13/03/2025 18:00
Una sfida che il Real Molfetta non giocherà al meglio delle
proprie possibilità tra infortuni e assenze, ma all’interno della quale venderà
cara la pelle per potersi regalare l’accesso alla finalissima.
A Porto San Giorgio, sabato alle ore ore 14, la squadra di
Nicolò Cirillo sfida il San Giovanni. Questa la disamina del tecnico della
formazione pugliese che abbraccia diverse tematiche nella sua analisi.
“Mi aspetto una gara intensa e veloce con vari
capovolgimenti di fronte. Dovremo fare attenzione perché il San Giovanni è una
formazione decisa che dà intensità alla manovra e quindi potrebbe metterci in
difficoltà.
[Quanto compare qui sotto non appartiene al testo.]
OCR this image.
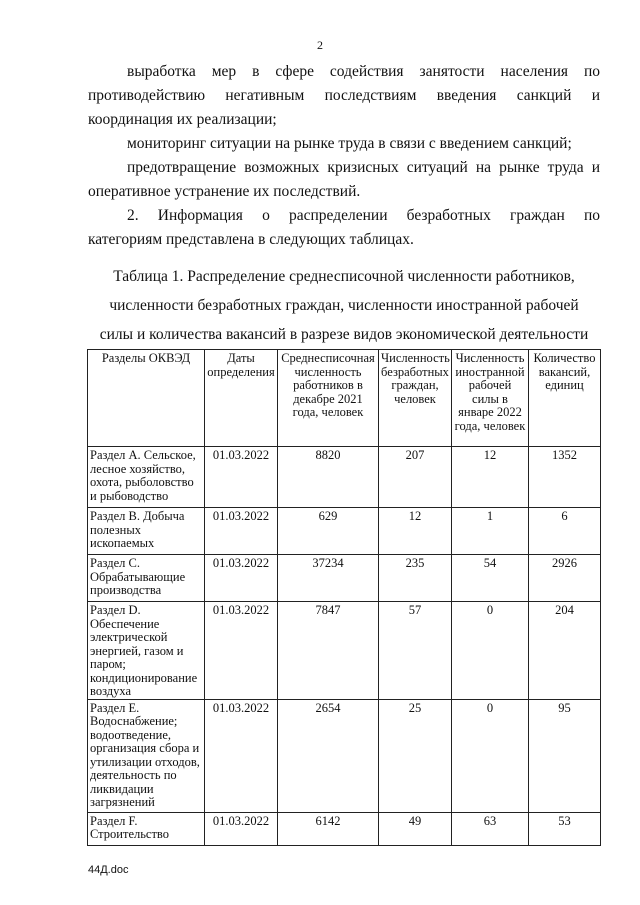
2
выработка мер в сфере содействия занятости населения по
противодействию негативным последствиям введения санкций и
координация их реализации;
мониторинг ситуации на рынке труда в связи с введением санкций;
предотвращение возможных кризисных ситуаций на рынке труда и
оперативное устранение их последствий.
2. Информация о распределении безработных граждан по
категориям представлена в следующих таблицах.
Таблица 1. Распределение среднесписочной численности работников,
численности безработных граждан, численности иностранной рабочей
силы и количества вакансий в разрезе видов экономической деятельности
Разделы ОКВЭД	Даты определения	Среднесписочная численность работников в декабре 2021 года, человек	Численность безработных граждан, человек	Численность иностранной рабочей силы в январе 2022 года, человек	Количество вакансий, единиц
Раздел А. Сельское, лесное хозяйство, охота, рыболовство и рыбоводство	01.03.2022	8820	207	12	1352
Раздел В. Добыча полезных ископаемых	01.03.2022	629	12	1	6
Раздел С. Обрабатывающие производства	01.03.2022	37234	235	54	2926
Раздел D. Обеспечение электрической энергией, газом и паром; кондиционирование воздуха	01.03.2022	7847	57	0	204
Раздел Е. Водоснабжение; водоотведение, организация сбора и утилизации отходов, деятельность по ликвидации загрязнений	01.03.2022	2654	25	0	95
Раздел F. Строительство	01.03.2022	6142	49	63	53
44Д.doc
Proveremo a reagire colpo su colpo e rendere loro la vita difficile
come abbiamo sempre fatto fino ad ora”.
In che condizioni arriva all’appuntamento il Real Molfetta?
“Non siamo in perfette condizioni, anche se veniamo da gare
fatte bene e vinte con i denti sia in Coppa che in campionato contro il Cetraro
che è una squadra ben essa in campo dotta di qualità e fisicità. La situazione?
Bonvino è fuori per una contrattura, Roselli ha un polso fratturato, Giancola
una distrazione all’adduttore e tanti altri atleti hanno dei fastidi muscolari.
La squadra, però, si è sempre contraddistinta per mentalità e spirito e anche
se scendesse in campo tra virgolette la primavera sono sicuro che faremmo una grande gara. Non
molliamo mai e daremo il massimo fino alla fine: è il nostro DNA”.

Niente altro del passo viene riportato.